Most participants reported that they did not receive information regarding implications of alcohol consumption, but the majority were asked by their medical providers about alcohol consumption before, during, and postchemotherapy. Although low doses of alcohol have been reported to increase appetite, reduce fatigue, and improve prognosis and likelihood of survival;30,31,44 only a few medical professionals suggested to patients that drinking a glass of wine during or after com­pleting chemotherapy would be beneficial. In general, alcohol consumption is rarely talked about with cancer patients, possibly due to stigma or the belief suggesting that alcohol use can lead to excess drinking as a potential coping mechanism.45 Cancer diagnosis can also affect cognitive and emotional functions leading to the development of psychological distress and maladaptive coping strategies, such as excessive alcohol consumption. Excess drinking and alcohol use disorders are associated with poor prognosis and survival.25,32

Results of this study show that the major differences between PR and US participants are related to alcohol con­sumption rates before and after chemotherapy treatment. Reports from PR and US participants show similarities in the use of medical protocols, including secondary hormones treatments. The absence of pretreatment information from a medical professional related to alcohol consumption and decreased alcohol tolerance postchemotherapy was also con­sistent between groups. This suggests regardless of ethnicity that all these facts are not addressed by medical profession­als as a part of recommended treatment protocols. Patients who are not educated on the potential therapeutic effects of low-dose alcohol consumption, including increased appetite, reduced fatigue, improved prognosis, and likelihood of sur­vival, may assume that they ought to avoid alcohol and miss an opportunity to improve both their chance of survival and quality of life.

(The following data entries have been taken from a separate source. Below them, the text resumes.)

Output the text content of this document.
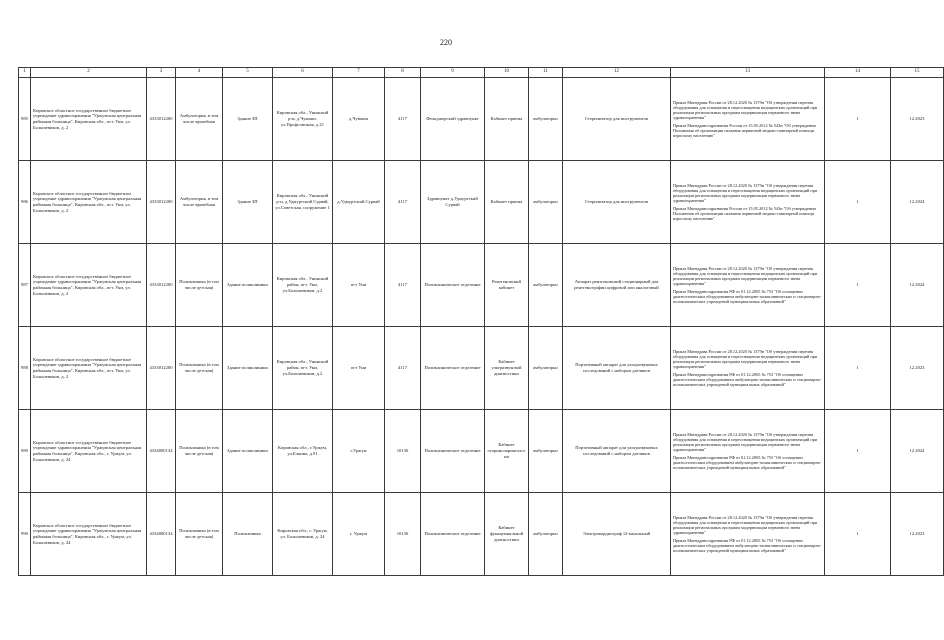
220
1	2	3	4	5	6	7	8	9	10	11	12	13	14	15
985	Кировское областное государственное бюджетное учреждение здравоохранения "Уржумская центральная районная больница", Кировская обл., пгт. Уни, ул. Большевиков, д. 2	4333012200	Амбулатория, в том числе врачебная	Здание ЗП	Кировская обл., Унинский р-н, д.Чуваши, ул.Профсоюзная, д.21	д.Чуваши	4117	Фельдшерский здравпункт	Кабинет приема	амбулаторно	Стерилизатор для инструментов	Приказ Минздрава России от 28.12.2020 № 1379н "Об утверждении перечня оборудования для оснащения и переоснащения медицинских организаций при реализации региональных программ модернизации первичного звена здравоохранения"
Приказ Минздравсоцразвития России от 15.05.2012 № 543н "Об утверждении Положения об организации оказания первичной медико-санитарной помощи взрослому населению"	1	12.2023
986	Кировское областное государственное бюджетное учреждение здравоохранения "Уржумская центральная районная больница", Кировская обл., пгт. Уни, ул. Большевиков, д. 2	4333012200	Амбулатория, в том числе врачебная	Здание ЗП	Кировская обл., Унинский р-н, д.Удмуртский Сурвай, ул.Советская, сооружение 1	д.Удмуртский Сурвай	4117	Здравпункт д.Удмуртский Сурвай	Кабинет приема	амбулаторно	Стерилизатор для инструментов	Приказ Минздрава России от 28.12.2020 № 1379н "Об утверждении перечня оборудования для оснащения и переоснащения медицинских организаций при реализации региональных программ модернизации первичного звена здравоохранения"
Приказ Минздравсоцразвития России от 15.05.2012 № 543н "Об утверждении Положения об организации оказания первичной медико-санитарной помощи взрослому населению"	1	12.2024
987	Кировское областное государственное бюджетное учреждение здравоохранения "Уржумская центральная районная больница", Кировская обл., пгт. Уни, ул. Большевиков, д. 2	4333012200	Поликлиника (в том числе детская)	Здание поликлиники	Кировская обл., Унинский район, пгт. Уни, ул.Большевиков, д.2	пгт Уни	4117	Поликлиническое отделение	Рентгеновский кабинет	амбулаторно	Аппарат рентгеновский стационарный для рентгенографии цифровой или аналоговый	Приказ Минздрава России от 28.12.2020 № 1379н "Об утверждении перечня оборудования для оснащения и переоснащения медицинских организаций при реализации региональных программ модернизации первичного звена здравоохранения"
Приказ Минздравсоцразвития РФ от 01.12.2005 № 753 "Об оснащении диагностическим оборудованием амбулаторно-поликлинических и стационарно-поликлинических учреждений муниципальных образований"	1	12.2024
988	Кировское областное государственное бюджетное учреждение здравоохранения "Уржумская центральная районная больница", Кировская обл., пгт. Уни, ул. Большевиков, д. 2	4333012200	Поликлиника (в том числе детская)	Здание поликлиники	Кировская обл., Унинский район, пгт. Уни, ул.Большевиков, д.2	пгт Уни	4117	Поликлиническое отделение	Кабинет ультразвуковой диагностики	амбулаторно	Портативный аппарат для ультразвуковых исследований с набором датчиков	Приказ Минздрава России от 28.12.2020 № 1379н "Об утверждении перечня оборудования для оснащения и переоснащения медицинских организаций при реализации региональных программ модернизации первичного звена здравоохранения"
Приказ Минздравсоцразвития РФ от 01.12.2005 № 753 "Об оснащении диагностическим оборудованием амбулаторно-поликлинических и стационарно-поликлинических учреждений муниципальных образований"	1	12.2023
989	Кировское областное государственное бюджетное учреждение здравоохранения "Уржумская центральная районная больница", Кировская обл., г. Уржум, ул. Большевиков, д. 24	4334000134	Поликлиника (в том числе детская)	Здание поликлиники	Кировская обл., г.Уржум, ул.Елкина, д.91	г.Уржум	10136	Поликлиническое отделение	Кабинет оториноларингологии	амбулаторно	Портативный аппарат для ультразвуковых исследований с набором датчиков	Приказ Минздрава России от 28.12.2020 № 1379н "Об утверждении перечня оборудования для оснащения и переоснащения медицинских организаций при реализации региональных программ модернизации первичного звена здравоохранения"
Приказ Минздравсоцразвития РФ от 01.12.2005 № 753 "Об оснащении диагностическим оборудованием амбулаторно-поликлинических и стационарно-поликлинических учреждений муниципальных образований"	1	12.2024
990	Кировское областное государственное бюджетное учреждение здравоохранения "Уржумская центральная районная больница", Кировская обл., г. Уржум, ул. Большевиков, д. 24	4334000134	Поликлиника (в том числе детская)	Поликлиника	Кировская обл., г. Уржум, ул. Большевиков, д. 24	г. Уржум	10136	Поликлиническое отделение	Кабинет функциональной диагностики	амбулаторно	Электрокардиограф 12-канальный	Приказ Минздрава России от 28.12.2020 № 1379н "Об утверждении перечня оборудования для оснащения и переоснащения медицинских организаций при реализации региональных программ модернизации первичного звена здравоохранения"
Приказ Минздравсоцразвития РФ от 01.12.2005 № 753 "Об оснащении диагностическим оборудованием амбулаторно-поликлинических и стационарно-поликлинических учреждений муниципальных образований"	1	12.2023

In this study design, sample size is the major limitation that could affect results. The results should be taken as a part of a pilot study, the purpose of which was to determine whether doctors were discussing potential side effects of chemotherapy with their patients and whether patients wished that they had known more about the consequences of treatments before treatment. The majority of the participants in the sample were breast cancer patients; some participants had other types of gynecological cancers that involve different treatment regiments reducing the statistical power to associate specific treatments with side effects. Another limitation was the study design, since cross-sectional studies only consider one site finding, which could be affected by contextual or situational variables. Several participants reported that they did not remember what medications they had taken or characteristics of their diagnosis, and the lack of information makes it more difficult to determine correlations in treatment and changes in memory or alcohol response.

Furthermore, it is unclear whether participants forgot these pieces of information in the interim since chemotherapy or never had the information in the first place. Future studies will need to be more comprehensive and more homogenous to address specific treatment effects. Social desirability phenomena and cultural differences among reporting alcohol consumption could affect these results.46,47 A longitudinal study would clarify associations between the use of alcohol and survival. Future studies should include a larger sample size in order to generalize these findings. A similar study that uses the same design and questionnaires and includes a social desirability scale and stigma assessment may give additional context to the effects of cultural phenomena on the reporting of alcohol use. The addition of a clinically vali­dated neuropsychological measure to future studies would give a more comprehensive picture of the relations among awareness of potential side effects of treatment and measures of depression, resilience, and executive function. This study could also be done with the same characteristics and design, taking in consideration other types of male and general types of cancers.